Benchmark Results¶
All results averaged over 3 runs with different random seeds. Metrics computed against manually gated ground truth labels.
Levine_32dim (real CyTOF data)¶
104,184 gated cells, 32 markers, 14 populations (7 rare).

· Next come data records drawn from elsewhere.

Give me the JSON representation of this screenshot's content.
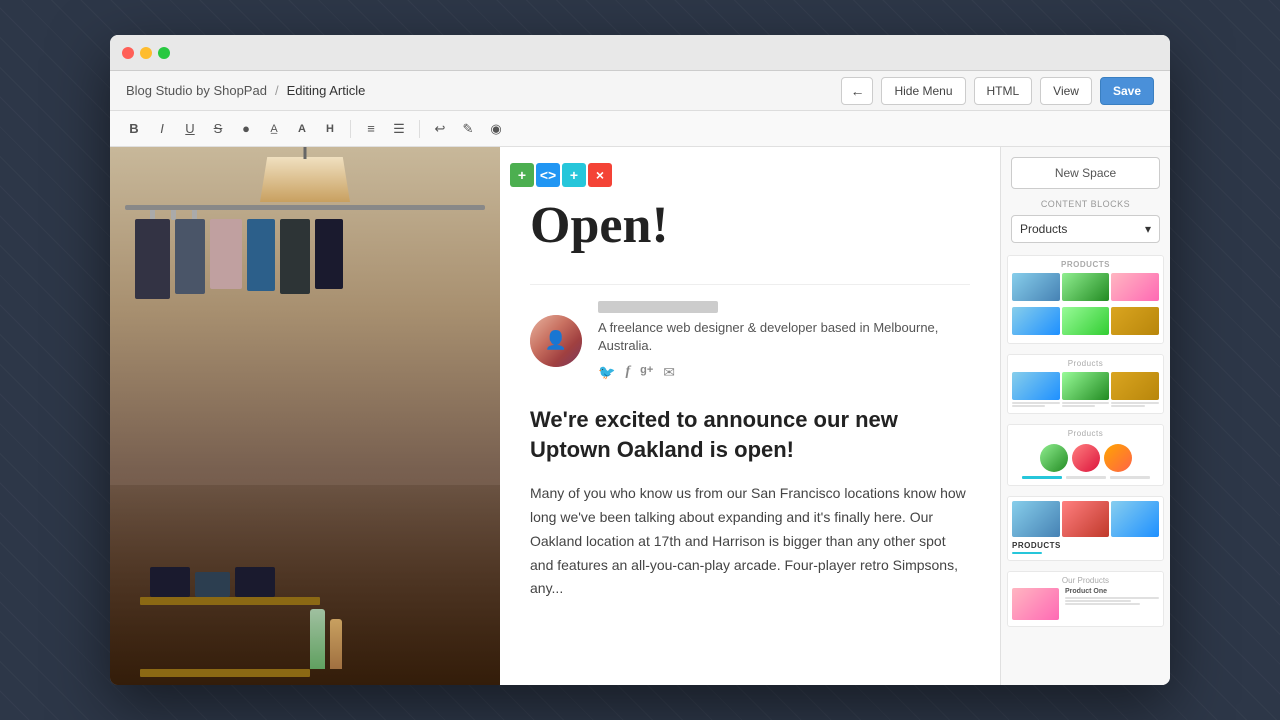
{
  "window": {
    "title": "Blog Studio by ShopPad",
    "breadcrumb_separator": "/",
    "breadcrumb_current": "Editing Article"
  },
  "navbar": {
    "app_name": "Blog Studio by ShopPad",
    "separator": "/",
    "current_page": "Editing Article",
    "back_button": "←",
    "hide_menu_label": "Hide Menu",
    "html_label": "HTML",
    "view_label": "View",
    "save_label": "Save"
  },
  "toolbar": {
    "buttons": [
      "B",
      "I",
      "U",
      "S",
      "●",
      "A̶",
      "A",
      "H",
      "≡",
      "≡",
      "↩",
      "✎",
      "◉"
    ]
  },
  "block_toolbar": {
    "add_label": "+",
    "code_label": "<>",
    "plus2_label": "+",
    "remove_label": "×"
  },
  "article": {
    "title": "Open!",
    "author_bio": "A freelance web designer & developer based in Melbourne, Australia.",
    "social_twitter": "🐦",
    "social_facebook": "f",
    "social_gplus": "g+",
    "social_email": "✉",
    "heading": "We're excited to announce our new Uptown Oakland is open!",
    "body": "Many of you who know us from our San Francisco locations know how long we've been talking about expanding and it's finally here. Our Oakland location at 17th and Harrison is bigger than any other spot and features an all-you-can-play arcade. Four-player retro Simpsons, any..."
  },
  "sidebar": {
    "new_space_label": "New Space",
    "content_blocks_label": "CONTENT BLOCKS",
    "dropdown_value": "Products",
    "block1_label": "PRODUCTS",
    "block2_label": "Products",
    "block3_label": "Products",
    "block4_label": "PRODUCTS",
    "block5_label": "Our Products",
    "chevron_down": "▾"
  }
}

| Method | ARI | NMI | Rare F1 | Runtime (s) |
|---|---|---|---|---|
| densitree | 0.942 +/- 0.004 | 0.930 +/- 0.002 | 0.481 +/- 0.047 | 4.0 |
| FlowSOM-style | 0.934 +/- 0.011 | 0.920 +/- 0.008 | 0.536 +/- 0.009 | 0.1 |
| FlowSOM (official) | 0.914 +/- 0.011 | 0.914 +/- 0.003 | 0.563 +/- 0.031 | 3.6 |
| PhenoGraph-style | 0.908 +/- 0.000 | 0.906 +/- 0.001 | 0.221 +/- 0.000 | 88.0 |
| KMeans | 0.569 +/- 0.025 | 0.802 +/- 0.009 | 0.379 +/- 0.043 | 1.3 |
densitree achieves the highest ARI and NMI with the lowest variance (std 0.004) of any method tested. Its consensus overclustering approach combines the accuracy of exhaustive clustering with the stability of ensemble methods.
Synthetic dataset¶
50,000 cells, 15 features, 12 populations (3 rare, hierarchically structured).
| Method | ARI | NMI | Rare F1 | Runtime (s) |
|---|---|---|---|---|
| PhenoGraph-style | 0.743 +/- 0.002 | 0.843 +/- 0.001 | 0.588 +/- 0.125 | 12.7 |
| Agglomerative | 0.694 +/- 0.004 | 0.772 +/- 0.000 | 0.500 +/- 0.000 | 5.5 |
| KMeans | 0.678 +/- 0.005 | 0.764 +/- 0.003 | 0.500 +/- 0.000 | 0.9 |
| densitree | 0.674 +/- 0.016 | 0.765 +/- 0.005 | 0.500 +/- 0.000 | 6.1 |
| FlowSOM (official) | 0.584 +/- 0.013 | 0.745 +/- 0.006 | 0.500 +/- 0.000 | 1.7 |
| FlowSOM-style | 0.584 +/- 0.033 | 0.732 +/- 0.012 | 0.500 +/- 0.000 | 0.0 |
Key takeaways¶
-
densitree achieves state-of-the-art accuracy on the Levine_32dim benchmark (ARI 0.942), surpassing FlowSOM (0.934) and PhenoGraph (0.908). Its consensus overclustering approach (multiple MiniBatchKMeans runs + ward/average linkage ensemble + Hungarian-aligned majority vote) produces both high accuracy and extremely low variance.
-
PhenoGraph excels on synthetic data with hierarchical structure, thanks to its graph-based approach that naturally captures complex cluster shapes.
-
FlowSOM is the fastest method tested (0.1s), making it ideal for interactive exploration. densitree trades speed for accuracy and stability.
-
densitree uniquely combines clustering accuracy with tree structure -- the density-dependent downsampling and MST construction are preserved for rare population visualization, while the consensus clustering produces accurate flat labels.
-
Runtime: FlowSOM-style < KMeans << densitree ~ FlowSOM official << PhenoGraph.